Dix ans après que le cubisme a bouleversé le monde de l’art avec sa déconstruction du sujet en formes géométriques simples et en plans imbriqués, Edouard Jeanneret (connu sous le nom de l’architecte moderne Le Corbusier) et Amédée Ozenfant ont modifié son lexique pour l’appliquer à la peinture et à l’architecture françaises. Ils ont inventé cette nouvelle variante, le purisme, qui, dans sa fonction la plus élémentaire, proposait un nouveau type d’art dans lequel les objets étaient représentés comme des formes puissantes dépourvues de tout détail superflu. Ils publient cette théorie dans leur livre Après le Cubisme (1918). Comme le mouvement s’est formellement développé dans la période qui a suivi la Première Guerre mondiale, il est également considéré comme faisant partie du classicisme de l’entre-deux-guerres, un mouvement qui mettait l’accent sur les principes classiques en tant que « retour à l’ordre » des forces sociales et culturelles.
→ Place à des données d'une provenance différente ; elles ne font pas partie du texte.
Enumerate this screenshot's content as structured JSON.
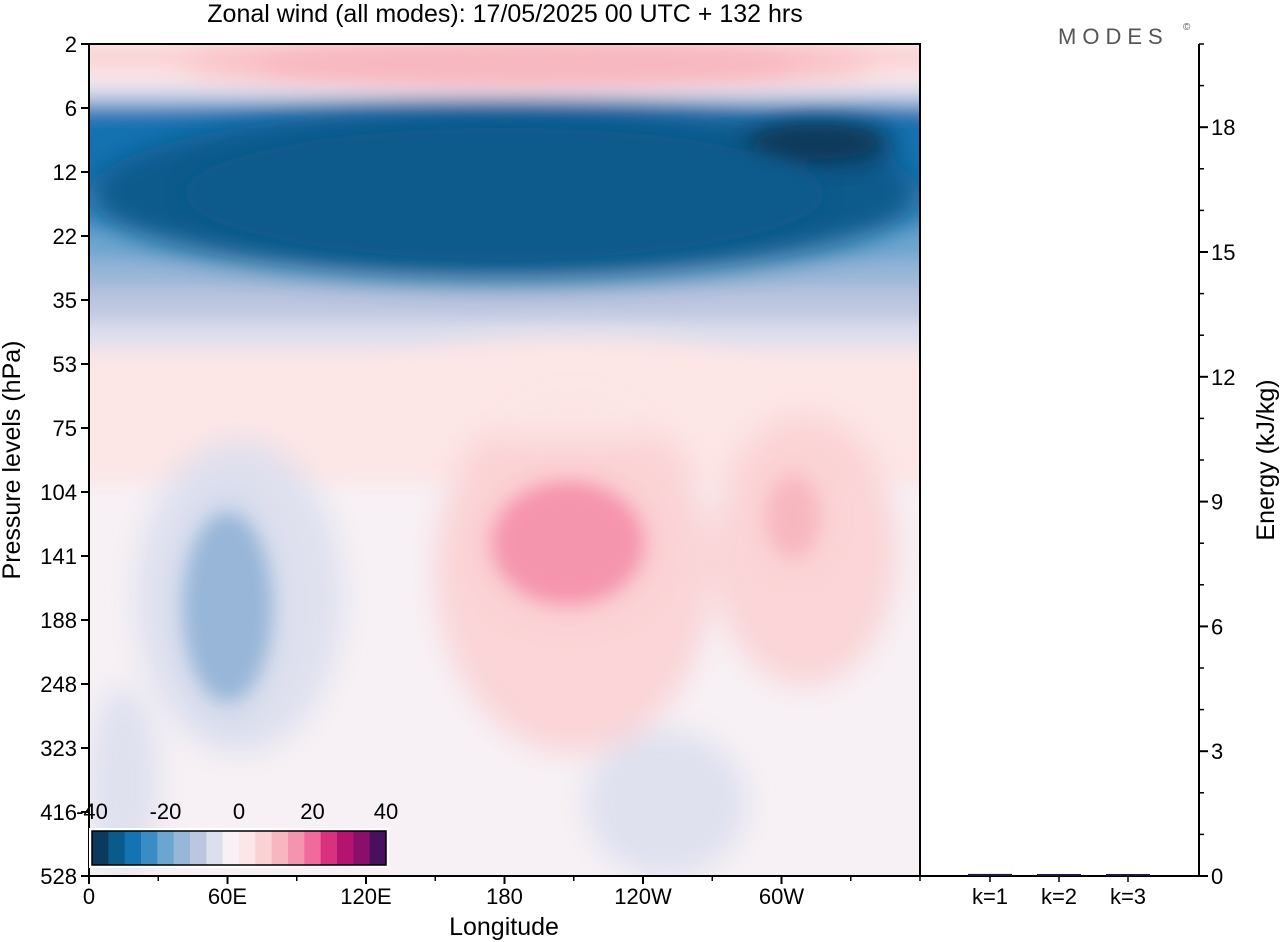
{
  "title": "Zonal wind (all modes):  17/05/2025  00 UTC  + 132 hrs",
  "logo": "MODES",
  "logo_mark": "©",
  "colors": {
    "neg_max": "#0b3a5c",
    "zero": "#f7f1f5",
    "pos_max": "#4a0f5e"
  },
  "chart_data": [
    {
      "type": "heatmap",
      "title": "Zonal wind (all modes):  17/05/2025  00 UTC  + 132 hrs",
      "xlabel": "Longitude",
      "ylabel": "Pressure levels (hPa)",
      "x_ticks": [
        "0",
        "60E",
        "120E",
        "180",
        "120W",
        "60W"
      ],
      "y_ticks": [
        "2",
        "6",
        "12",
        "22",
        "35",
        "53",
        "75",
        "104",
        "141",
        "188",
        "248",
        "323",
        "416",
        "528"
      ],
      "y_scale": "inverted, unevenly spaced levels",
      "colorbar": {
        "labels": [
          "-40",
          "-20",
          "0",
          "20",
          "40"
        ],
        "range": [
          -40,
          40
        ],
        "step": 5,
        "colors": [
          "#0b3a5c",
          "#0b5a8c",
          "#1473b2",
          "#3a8cc4",
          "#6aa6d0",
          "#97b6d8",
          "#bcc6e0",
          "#dcdfee",
          "#f7f1f5",
          "#fde6e6",
          "#fbd2d4",
          "#f8b7c0",
          "#f594ad",
          "#f06a9b",
          "#d9307f",
          "#b5136f",
          "#8a0f6a",
          "#4a0f5e"
        ]
      },
      "features": [
        {
          "name": "stratospheric easterly band",
          "lon": [
            0,
            360
          ],
          "p": [
            6,
            30
          ],
          "value": -35
        },
        {
          "name": "strongest easterly core",
          "lon": [
            280,
            350
          ],
          "p": [
            7,
            11
          ],
          "value": -45
        },
        {
          "name": "upper westerly band",
          "lon": [
            40,
            340
          ],
          "p": [
            2,
            4
          ],
          "value": 15
        },
        {
          "name": "tropospheric westerly maximum",
          "lon": [
            165,
            250
          ],
          "p": [
            90,
            190
          ],
          "value": 22
        },
        {
          "name": "secondary westerly maximum",
          "lon": [
            290,
            320
          ],
          "p": [
            90,
            150
          ],
          "value": 15
        },
        {
          "name": "tropospheric easterly minimum",
          "lon": [
            35,
            85
          ],
          "p": [
            100,
            300
          ],
          "value": -15
        }
      ]
    },
    {
      "type": "bar",
      "categories": [
        "k=1",
        "k=2",
        "k=3"
      ],
      "values": [
        0.05,
        0.03,
        0.02
      ],
      "ylabel": "Energy (kJ/kg)",
      "ylim": [
        0,
        20
      ],
      "y_ticks": [
        "0",
        "3",
        "6",
        "9",
        "12",
        "15",
        "18"
      ]
    }
  ]
}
Le purisme réduit le sujet aux relations entre les angles et les formes géométriques, accentuées par la couleur pour obtenir un effet unifié. Ces formes « pures » étaient composées de leurs qualités intrinsèques et dépourvues de toute signification représentative. Cette tendance s’est infiltrée dans tous les aspects de l’art, y compris la peinture, le design et l’architecture. Parallèlement à l’avènement de la technologie et de l’ère de la machine, les artistes puristes ont cherché à conférer une qualité intemporelle aux sujets mécaniques et industriels. Cela a influencé les œuvres dans lesquelles les formes se rapportaient à des formes anciennes et classiques, sans décoration ou ornementation supplémentaire.
Purisme et nature morte
La nature morte est devenue une forme populaire d’articulation des philosophies puristes. Dans ce genre, les artistes prenaient des objets types, ou des objets quotidiens de leur propre environnement, et les réduisaient à des formes esthétiquement agréables qui soulignaient la beauté simple du monde moderne. Dans Nature morte de 1920, Le Corbusier présente un certain nombre d’objets, dont un instrument à cordes, deux bouteilles, une pile d’assiettes blanches et un entonnoir, disposés dans une composition ordonnée pour souligner la solidité des formes élémentaires. Ces objets, provenant de la cuisine, du salon et des installations d’un bâtiment, sont représentés sans aucun détail superflu afin de créer une esthétique moderne qui reflète à la fois la fonctionnalité et la rationalité de l’environnement. Le tableau est unifié par sa structure architecturale, les rectangles des murs et de la fenêtre à l’arrière-plan étant repris au premier plan avec le volume serein d’un bloc de construction en bas au centre de la toile. Le tableau incarne ce que l’historien de l’art Kenneth Frampton a appelé « l’éthique iconique » du purisme. Les objets deviennent dignes, voire majestueux, traduisant l’opinion de l’artiste selon laquelle les productions de masse du monde moderne sont esthétiquement belles.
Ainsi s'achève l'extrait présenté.